A community plan and an improvement project
The city is moving ahead on two tracks that are meant to feed into each other. One is the community-centered Fruitridge Road Safety & Mobility Plan, which documents local concerns and outreach. The other is the Fruitridge Road Improvements project, which will turn that input into detailed construction designs. The City of Sacramento lists recent workshops, pop ups, and an online survey used to collect early feedback. City staff say the community input gathered through the mobility plan will guide the engineering work for targeted build out on priority segments of the corridor.
Where the council weighed in
City leaders took a key procedural step in March when the City Council signed off on preliminary plans and budget adjustments so the improvements project could move deeper into design. Council agenda materials show that the action covered both Phase 1 and Phase 2 of the effort and granted authority to shift preliminary design funds into the project. That approval opened the door for the Department of Public Works to prepare design documents this year, with the department expected to return later with a recommended final plan that will go back out for public review.
Why the changes matter
City planners point to a recent run of deadly crashes on Fruitridge as the driving force behind the proposed overhaul. As reported by The Sacramento Bee, the corridor saw multiple fatal crashes in 2024 and 2025, along with a pedestrian death earlier this year near 49th Street. Those incidents helped land Fruitridge on the city’s Vision Zero high injury list.
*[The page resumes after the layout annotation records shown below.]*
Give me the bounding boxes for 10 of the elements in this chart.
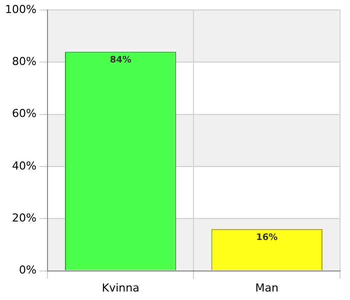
- data-label: 16%: [256, 232, 278, 243]
- y-tick-label: 80%: [12, 55, 36, 68]
- y-tick-label: 60%: [12, 107, 36, 120]
- y-tick-label: 20%: [12, 212, 36, 224]
- data-label: 84%: [110, 56, 132, 66]
- y-tick-label: 100%: [4, 2, 36, 16]
- x-tick-label: Kvinna: [102, 281, 140, 294]
- y-tick-label: 0%: [18, 264, 36, 277]
- y-tick-label: 40%: [12, 159, 36, 172]
- x-tick-label: Man: [255, 281, 278, 294]
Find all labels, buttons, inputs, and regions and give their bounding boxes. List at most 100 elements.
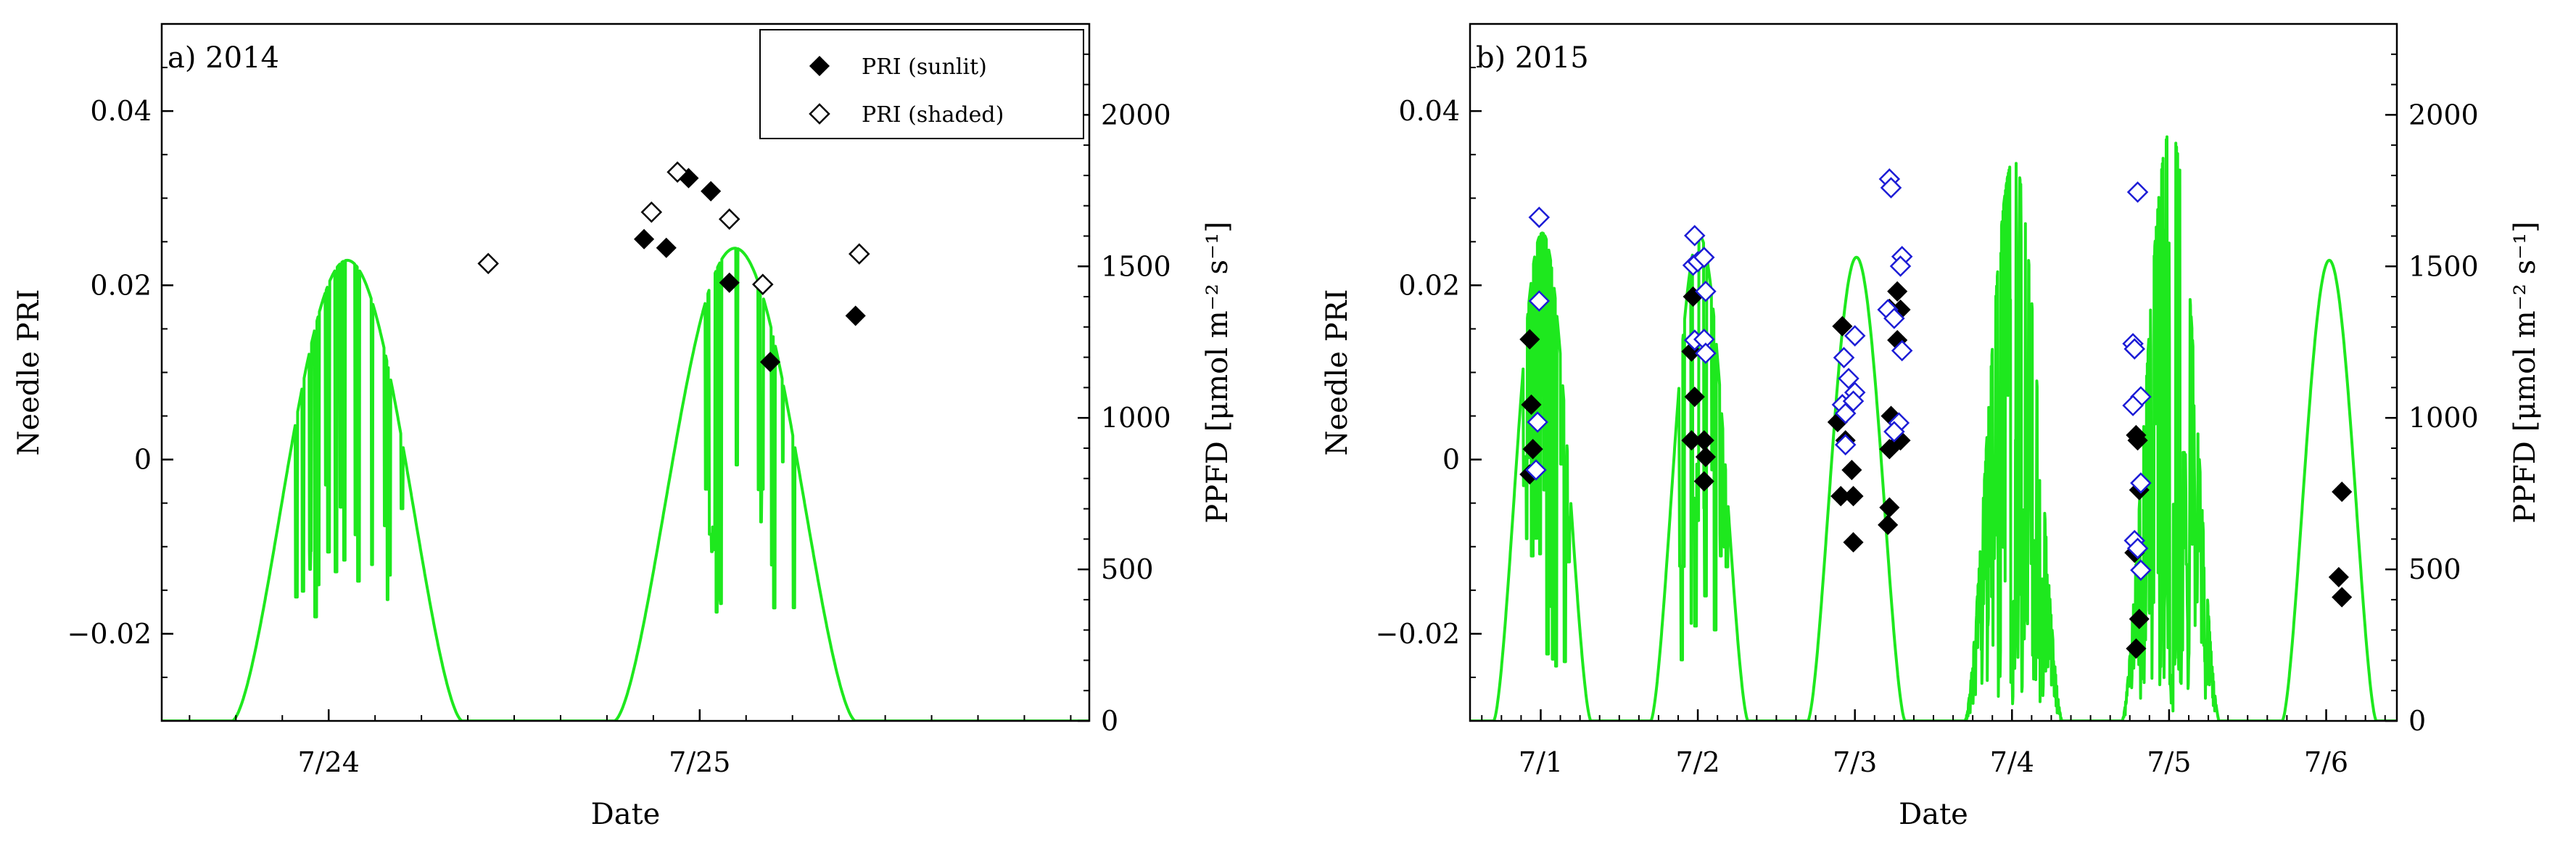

Advocates and traffic engineers argue that proven safety tools such as road diets, protected bike lanes, and tightened crossings can lower speeds and reduce the severity of crashes on busy arterials like this one.
Timeline and what to expect
The engineering project splits Fruitridge into phases so construction can start where it is most practical and funding ready. According to the city’s Fruitridge Road Improvements project materials, Phase 1 is planned to wrap up design in winter 2027, with construction expected to begin in 2028. Phase 2 design is projected to finish in winter 2028, with construction targeted for 2029. In the meantime, Public Works staff will use the current round of outreach to draft a recommended plan through the fall, with a final plan expected to be released next spring.
How to weigh in
Residents who want a say in how Fruitridge feels in a few years still have a window to speak up. Neighbors can sign up for project updates and complete the online questionnaire while the survey remains open through July 23. City project pages list a Public Works contact for the effort, and residents can ask questions, request updates, or learn about future workshops by emailing the project team or using the sign up links on the city’s project pages. Planners say the design options on the table will be refined based on what they hear from people who walk, bike, ride transit, and drive along Fruitridge today, before anything gets built.